The missing ingredient was direct, end-to-end training. We are now training agents using reinforcement learning (RL) to solve these workflows. By doing this, the agent actually experiences failure during training. It learns what it looks like to fail at a web search and learns to reroute itself—to “think,” go back, and try a different search term. – OpenAI AI agents.
Key Agentic Products
Sam Charrington: OpenAI has launched several agentic surfaces recently. Can you walk us through Deep Research, Operator, and the Codec CLI?
Josh Tobin: – Deep Research: This is designed to go broad and deep. It’s not just for market research; users are pushing it to find rare facts buried in fan pages or GitHub repos. It uses RL to navigate trajectories, synthesize information, and even ask follow-up questions to clarify the user’s intent.
- Operator: This is our “computer use” agent. It operates a virtual browser to perform real-world tasks like booking reservations. It’s still in an early stage—a technology preview of sorts—but it demonstrates the intelligence required to navigate complex UI.
- Codec CLI: This is an open-source local coding agent. It’s “contextless,” meaning it doesn’t need a heavy pre-indexed map of your codebase. It uses standard terminal tools like
grepandlsto explore your files like a “superhuman intern.”
Check Out: The Architect of Impact: Dara Khosrowshahi on Rebuilding Uber and the AI Frontier
The Future of Software Engineering: “Vibe Coding”

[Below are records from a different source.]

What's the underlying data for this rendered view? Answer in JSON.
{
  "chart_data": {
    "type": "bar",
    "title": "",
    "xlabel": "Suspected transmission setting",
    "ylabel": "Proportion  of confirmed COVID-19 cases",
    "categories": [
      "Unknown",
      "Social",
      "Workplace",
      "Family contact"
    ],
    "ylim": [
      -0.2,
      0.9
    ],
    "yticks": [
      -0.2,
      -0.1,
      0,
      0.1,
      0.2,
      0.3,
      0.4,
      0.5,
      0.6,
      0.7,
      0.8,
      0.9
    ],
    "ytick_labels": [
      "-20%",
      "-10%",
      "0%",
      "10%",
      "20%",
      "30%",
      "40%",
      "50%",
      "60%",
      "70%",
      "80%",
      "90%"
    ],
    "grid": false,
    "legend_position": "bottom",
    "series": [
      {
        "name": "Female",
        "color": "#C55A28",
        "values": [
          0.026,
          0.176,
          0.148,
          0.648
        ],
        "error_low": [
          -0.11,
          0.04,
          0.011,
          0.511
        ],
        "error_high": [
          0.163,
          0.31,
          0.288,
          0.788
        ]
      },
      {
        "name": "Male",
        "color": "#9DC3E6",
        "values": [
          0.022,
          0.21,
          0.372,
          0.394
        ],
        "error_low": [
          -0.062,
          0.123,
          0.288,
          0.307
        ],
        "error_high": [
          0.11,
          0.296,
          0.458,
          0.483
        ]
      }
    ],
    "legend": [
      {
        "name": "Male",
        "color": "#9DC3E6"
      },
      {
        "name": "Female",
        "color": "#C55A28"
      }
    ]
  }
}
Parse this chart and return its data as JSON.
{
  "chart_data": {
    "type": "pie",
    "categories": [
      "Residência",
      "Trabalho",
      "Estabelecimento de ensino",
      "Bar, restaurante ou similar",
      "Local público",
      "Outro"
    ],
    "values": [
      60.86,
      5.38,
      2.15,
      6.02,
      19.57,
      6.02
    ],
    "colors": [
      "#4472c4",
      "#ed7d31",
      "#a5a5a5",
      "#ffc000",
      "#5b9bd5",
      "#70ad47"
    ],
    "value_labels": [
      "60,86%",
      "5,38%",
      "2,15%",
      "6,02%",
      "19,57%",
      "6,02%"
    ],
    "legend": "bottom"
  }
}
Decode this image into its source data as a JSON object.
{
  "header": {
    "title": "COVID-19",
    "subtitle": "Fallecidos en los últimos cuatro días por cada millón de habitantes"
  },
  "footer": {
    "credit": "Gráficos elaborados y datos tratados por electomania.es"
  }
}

Sam Charrington: There’s a lot of talk about “Vibe Coding.” How is the relationship between engineers and code changing?
Josh Tobin: We are in the early phases of a dramatic shift. I don’t think writing code goes away, but manually writing every line will become rare. Most code will be written by AI. The engineer’s job will move up the stack to focus on architecture, trade-offs, edge cases, and validating the AI’s work.
Sam Charrington: Does that turn engineers into Product Managers?
Josh Tobin: It accelerates a shift toward “design engineers” and technical PMs. You spend less mental energy on the syntax of a framework and more on why you’re building something and how you know it’s working well. – OpenAI AI agents.
Trust, Security, and Tools
Sam Charrington: As agents start using credit cards or accessing private files, trust becomes the primary bottleneck. How do we solve that?
Josh Tobin: We need better ways to specify levels of trust. For high-risk actions like using a credit card, the system should have strict guidelines—for example, “Always ask for permission before a transaction.” We have to build this trust iteratively. It’s a mix of model alignment (ensuring the model follows guidelines) and product design (ensuring the user has visibility into what the agent is doing).
Sam Charrington: And what about the Model Context Protocol (MCP)?
Josh Tobin: Exposing tools to models is the formula for useful agents. You need a reasoning model, the right tools, and task-specific RL training to teach the model how to use those tools effectively. MCP and similar protocols are critical for that ecosystem. – OpenAI AI agents.
Closing Thoughts
Sam Charrington: It’s an exciting time. Any advice for people trying to learn these new skills?
Josh Tobin: The best way to learn anything now—including programming—is using these tools. Even if the AI writes the code, I still think it’s important to learn the fundamentals of programming. Just like a machine learning researcher should understand back-propagation even if they use libraries, an engineer needs to understand code so they can “spelunk” down the stack when things go wrong.